— Что, черт возьми, тут происходит? — пробормотал Квинтин Домино, поднимаясь вверх по дороге. Он провел отвратительный день в торговом складе, руководя погрузкой товаров для мускогов, был вспотевшим, усталым и злым.
Сцена, представшая перед его глазами, поразила его: две визжащие женщины, лающая собака и неподвижная корова, которая издала тревожное мычание, когда борющиеся подкатились ей под ноги На шум скоро сбежится вся плантация. Поскольку одной из дерущихся была его жена, Квинтин должен был положить конец этому безобразию, пока этого не случилось. Мадлен и так причинила ему уже немало беспокойства. Он спешился и гневно зашагал к ним. Подойдя, наклонился и оттащил свою задыхающуюся, растрепанную Мадлен от распутной племянницы экономки.
— Вы хотите, чтобы все от Блэкхорн-Хилла до Саванны стали свидетелями вашего позора, мадам? — прошипел он брыкающейся в его руках супруге.
Услышав этот холодный, резкий голос, Мадлен застыла в ужасе, и вся ярость внезапно отхлынула от нее. Еще раз она и Фоби подтвердили убеждение Квинтина в том, что все женщины одинаковы по своей природе — будь то благородные дамы или дешевые проститутки.

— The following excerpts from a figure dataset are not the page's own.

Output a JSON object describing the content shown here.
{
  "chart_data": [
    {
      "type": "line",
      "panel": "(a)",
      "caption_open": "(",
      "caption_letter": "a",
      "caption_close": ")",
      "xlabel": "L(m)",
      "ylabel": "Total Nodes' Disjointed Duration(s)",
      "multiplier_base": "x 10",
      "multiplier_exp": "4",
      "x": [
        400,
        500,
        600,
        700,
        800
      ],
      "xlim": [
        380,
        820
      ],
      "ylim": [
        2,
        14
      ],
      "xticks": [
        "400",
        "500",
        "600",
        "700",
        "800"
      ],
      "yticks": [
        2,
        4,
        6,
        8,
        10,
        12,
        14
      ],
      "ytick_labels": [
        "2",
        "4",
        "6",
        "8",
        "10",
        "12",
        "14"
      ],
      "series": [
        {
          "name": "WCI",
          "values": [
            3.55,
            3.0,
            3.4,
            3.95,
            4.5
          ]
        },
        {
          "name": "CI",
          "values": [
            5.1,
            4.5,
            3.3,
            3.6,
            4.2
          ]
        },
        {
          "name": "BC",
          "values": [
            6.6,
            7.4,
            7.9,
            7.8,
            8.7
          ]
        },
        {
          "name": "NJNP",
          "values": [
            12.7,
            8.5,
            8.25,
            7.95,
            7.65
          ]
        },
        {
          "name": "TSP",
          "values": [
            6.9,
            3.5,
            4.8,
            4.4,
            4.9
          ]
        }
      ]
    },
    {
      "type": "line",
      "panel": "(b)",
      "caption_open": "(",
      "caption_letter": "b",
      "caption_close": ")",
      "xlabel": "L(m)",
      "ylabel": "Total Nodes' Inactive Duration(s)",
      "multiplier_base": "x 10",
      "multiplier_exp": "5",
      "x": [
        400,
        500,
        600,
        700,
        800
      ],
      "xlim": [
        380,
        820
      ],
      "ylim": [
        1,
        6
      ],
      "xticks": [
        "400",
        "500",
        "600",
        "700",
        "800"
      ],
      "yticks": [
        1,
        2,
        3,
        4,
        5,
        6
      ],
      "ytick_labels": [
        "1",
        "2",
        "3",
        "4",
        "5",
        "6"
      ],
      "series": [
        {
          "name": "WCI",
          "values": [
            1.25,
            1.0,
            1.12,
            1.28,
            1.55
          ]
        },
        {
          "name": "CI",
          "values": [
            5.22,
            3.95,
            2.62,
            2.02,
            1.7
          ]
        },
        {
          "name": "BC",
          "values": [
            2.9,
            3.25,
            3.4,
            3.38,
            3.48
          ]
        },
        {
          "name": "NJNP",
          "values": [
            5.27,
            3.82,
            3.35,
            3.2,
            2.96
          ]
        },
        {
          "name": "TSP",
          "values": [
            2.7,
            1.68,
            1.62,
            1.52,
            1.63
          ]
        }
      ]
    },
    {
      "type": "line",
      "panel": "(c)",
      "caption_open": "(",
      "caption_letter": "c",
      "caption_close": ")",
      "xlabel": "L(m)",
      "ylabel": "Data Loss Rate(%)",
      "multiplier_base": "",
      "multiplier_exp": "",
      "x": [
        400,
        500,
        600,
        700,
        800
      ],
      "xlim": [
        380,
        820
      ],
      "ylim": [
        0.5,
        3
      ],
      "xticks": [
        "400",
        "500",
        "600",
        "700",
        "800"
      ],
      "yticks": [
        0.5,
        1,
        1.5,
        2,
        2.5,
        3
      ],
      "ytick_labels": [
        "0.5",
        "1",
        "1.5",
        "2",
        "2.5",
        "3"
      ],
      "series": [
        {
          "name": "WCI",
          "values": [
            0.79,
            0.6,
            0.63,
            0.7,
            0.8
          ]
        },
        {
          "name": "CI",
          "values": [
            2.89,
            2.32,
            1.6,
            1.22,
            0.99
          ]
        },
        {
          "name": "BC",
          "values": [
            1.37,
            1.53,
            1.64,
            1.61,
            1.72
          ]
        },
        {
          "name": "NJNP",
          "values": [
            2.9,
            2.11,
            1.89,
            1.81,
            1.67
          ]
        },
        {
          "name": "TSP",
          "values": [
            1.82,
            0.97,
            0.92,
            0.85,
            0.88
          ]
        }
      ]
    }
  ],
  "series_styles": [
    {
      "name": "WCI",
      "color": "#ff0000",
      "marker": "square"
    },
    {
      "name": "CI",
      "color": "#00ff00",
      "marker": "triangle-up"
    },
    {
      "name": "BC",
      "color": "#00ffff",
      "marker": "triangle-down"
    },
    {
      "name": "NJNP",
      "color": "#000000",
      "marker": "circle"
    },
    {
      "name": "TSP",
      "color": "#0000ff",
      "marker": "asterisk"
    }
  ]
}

— Я пыталась спасти животное от побоев. Она безжалостно била несчастное создание палкой.
— Я не вижу никакой палки, — сказал он, нахмурившись, переводя взгляд с коровы на Фоби. Хныканье служанки перешло в самодовольную ухмылку.
— Она набросилась на меня, мистер Квинтин, за то, что я всего лишь выполняла свою работу.
— Это ложь! Я выбросила палку в траву и приказала помочь мне освободить ногу коровы. Она отказалась.
Мадлен вырвалась из его рук и опустилась на колени перед коровой.
— Вот, смотри, она застряла.
Квинтин выругался и поднял Мадлен с колен. Он наклонился и обеими руками осторожно ощупал ногу коровы.
— Погладь ее и успокой, пока я освобожу ей ногу. Мадлен делала так, как он сказал, все это время не отрывая взгляда от его рук, этих смуглых, сильных рук, которые так умело ласкали ее, а теперь с такой же уверенностью нежно касались ноги животного. Он ловко освободил копыто, проверив, не повреждено ли оно, затем поднялся, отряхивая руки.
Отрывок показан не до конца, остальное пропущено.